If you’ve been outside lately in Southern California, you’ll know there’s an ongoing heatwave here. In something of an annual tradition, the electricity grid is under duress because of the heightened demand for power-hungry air conditioners.

In response, the California Independent Systems Operator, which oversees the state’s electric grid, has issued “flex alerts,” which are essentially pleas to residents to conserve power during peak usage (4 p.m. to 9 p.m.) by turning off appliances, air conditioning, setting thermostats to 78 degrees Fahrenheit, and refraining from charging electric vehicles.

This last item–don’t charge your EVs–has drawn some schadenfreude from some news outlets which point out that, just last week, the state announced plans to ban new gas car sales. How can California possibly hope to power a fleet of around 20 million electric vehicles in the future when it can hardly power around 1 million cars today?


Whether or not it’s being asked in good faith, it’s a valid question. So here’s an explainer about what exactly is going on with the grid and the role that EVs will likely play in the future.

The problem is that it’s too hot right now. As always, no one can claim that climate change caused this heatwave, but the overwhelming majority of scientists agree that human-caused climate change is making heatwaves like this one more common. The future will certainly have more such heat events than the present, especially if we don’t find a way to reduce or eliminate carbon emissions.

When it’s too hot, people use a lot more air conditioning. Air conditioning is especially energy-intensive. The result is that–all at once–there’s more demand for electricity. When demand outstrips supply, blackouts occur.

“People think of ‘the grid’ as this uniform system. But really, it's a bunch of electrical connections that have evolved over time,” says Cascade Tuholske, an assistant professor of Human-Environment Geography at Montana State University. “Some aspects of the grid are super antiquated. And you can't just pump more electricity into a system without upgrading it.”

You can imagine the electrical grid sort of like plumbing. Like water in pipes of different diameters, there’s a maximum amount of electronics that can flow through different grid architectures, so simply adding more energy into the system doesn’t necessarily solve the problem.

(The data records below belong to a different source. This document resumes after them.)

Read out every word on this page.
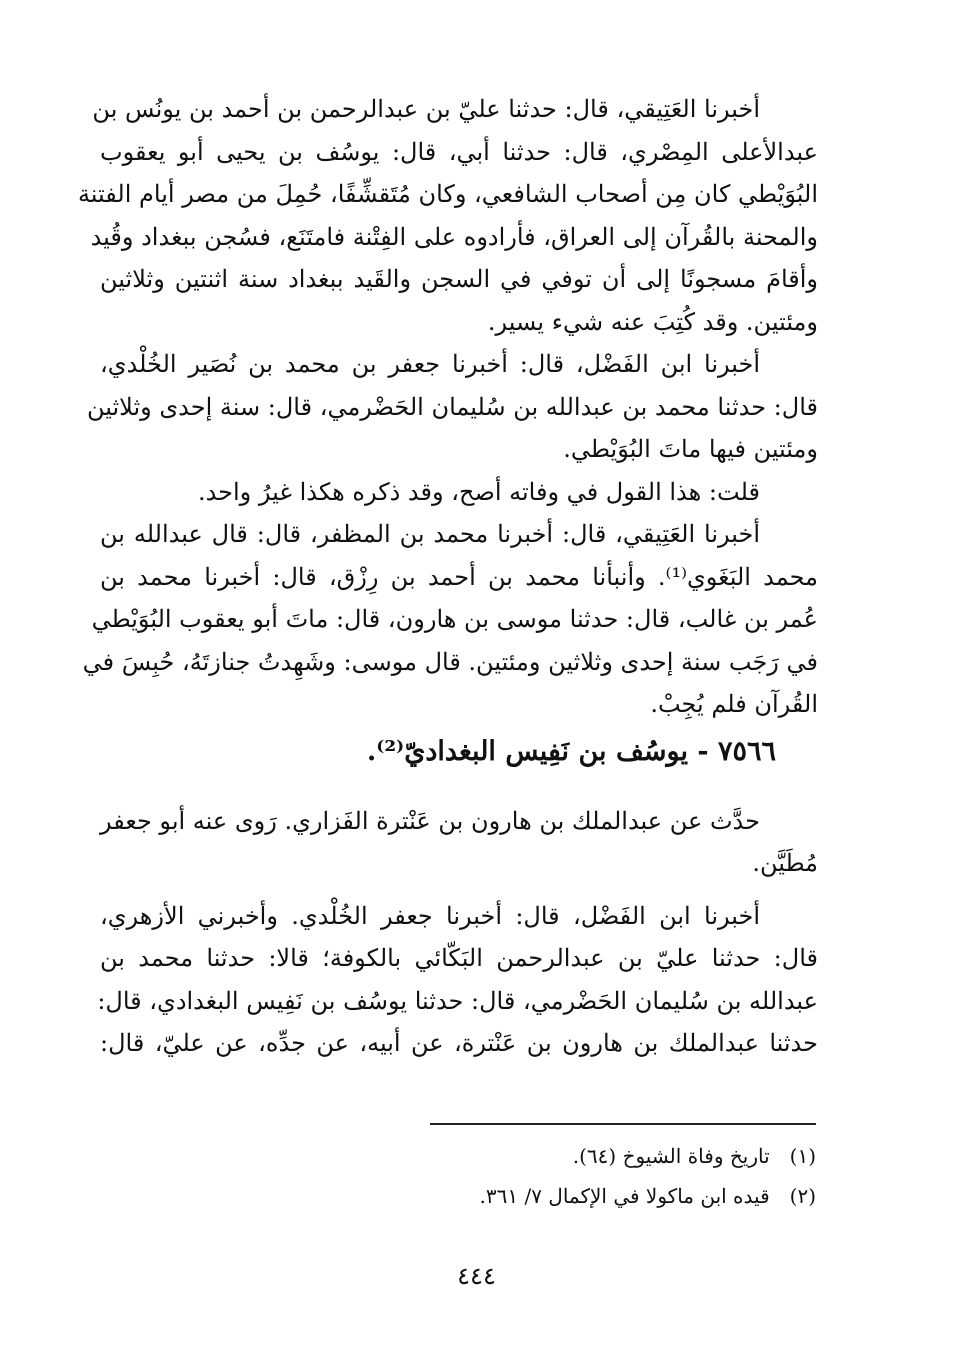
أخبرنا العَتِيقي، قال: حدثنا عليّ بن عبدالرحمن بن أحمد بن يونُس بن
عبدالأعلى المِصْري، قال: حدثنا أبي، قال: يوسُف بن يحيى أبو يعقوب
البُوَيْطي كان مِن أصحاب الشافعي، وكان مُتَقشِّفًا، حُمِلَ من مصر أيام الفتنة
والمحنة بالقُرآن إلى العراق، فأرادوه على الفِتْنة فامتَنَع، فسُجن ببغداد وقُيد
وأقامَ مسجونًا إلى أن توفي في السجن والقَيد ببغداد سنة اثنتين وثلاثين
ومئتين. وقد كُتِبَ عنه شيء يسير.
أخبرنا ابن الفَضْل، قال: أخبرنا جعفر بن محمد بن نُصَير الخُلْدي،
قال: حدثنا محمد بن عبدالله بن سُليمان الحَضْرمي، قال: سنة إحدى وثلاثين
ومئتين فيها ماتَ البُوَيْطي.
قلت: هذا القول في وفاته أصح، وقد ذكره هكذا غيرُ واحد.
أخبرنا العَتِيقي، قال: أخبرنا محمد بن المظفر، قال: قال عبدالله بن
محمد البَغَوي⁽¹⁾. وأنبأنا محمد بن أحمد بن رِزْق، قال: أخبرنا محمد بن
عُمر بن غالب، قال: حدثنا موسى بن هارون، قال: ماتَ أبو يعقوب البُوَيْطي
في رَجَب سنة إحدى وثلاثين ومئتين. قال موسى: وشَهِدتُ جنازتَهُ، حُبِسَ في
القُرآن فلم يُجِبْ.
٧٥٦٦ - يوسُف بن نَفِيس البغداديّ⁽²⁾.
حدَّث عن عبدالملك بن هارون بن عَنْترة الفَزاري. رَوى عنه أبو جعفر
مُطَيَّن.
أخبرنا ابن الفَضْل، قال: أخبرنا جعفر الخُلْدي. وأخبرني الأزهري،
قال: حدثنا عليّ بن عبدالرحمن البَكّائي بالكوفة؛ قالا: حدثنا محمد بن
عبدالله بن سُليمان الحَضْرمي، قال: حدثنا يوسُف بن نَفِيس البغدادي، قال:
حدثنا عبدالملك بن هارون بن عَنْترة، عن أبيه، عن جدِّه، عن عليّ، قال:
(١) تاريخ وفاة الشيوخ (٦٤).
(٢) قيده ابن ماكولا في الإكمال ٧/ ٣٦١.
٤٤٤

The California electric grid, in other words, has failed to keep pace with the increasing demand for air conditioning. Or, as California Gov. Newsom put it in a press conference yesterday, “All of us have been trying to outrun Mother Nature, but it’s pretty clear Mother Nature has outrun us.”

Even without the increased demand from electric vehicles, the grid needs upgrades. But EVs–even a whole state’s worth–don’t add as much demand to the grid as fossil fuel advocates might suggest. The main reason EVs aren’t likely to cripple the grid is that they don’t all charge at the same time and they don't usually charge when demand is high. Like with smartphones, most EV charging happens overnight, while the car sits in the garage, while people aren’t awake to use appliances, while demand for air conditioning is lowest.

Nationally, EV charging accounts for just .2% of energy grid consumption, by some estimates. Adding a nation of EVs will absolutely add demand for electricity to the grid–as much as 25% more, according to scientists–but this transition is going to happen slowly, over time. Even California, which has the most ambitious EV adoption policy, is allowing 13 years before banning gas-powered car sales. It will probably be 30 years or more before 90% of the cars on the road are electric. The demand for more power will ramp up slowly, just as it has historically as Americans bought refrigerators, air conditioners, computers, etc.

President Biden’s Inflation Reduction Act includes massive amounts of funding to address these exact issues, including $2.5 billion to “modernize and expand capacity of America’s power grid.”

Ironically, EVs actually may offer help to a stressed electrical grid if they’re used correctly. Cars with full batteries can be plugged in and used to supply energy to the grid – just as they did a month ago when Tesla pooled energy from its users’ vehicles to boost California’s supply. Of course this will drain your car’s battery, but you should be able to get paid for your troubles. A 50kWh battery like what’s found in an electric vehicle is more than enough to power the average house for a day.

“At least in theory, if they're integrated into the grid, you can draw the power off your EV battery during periods of excess demand,” says Tuholske.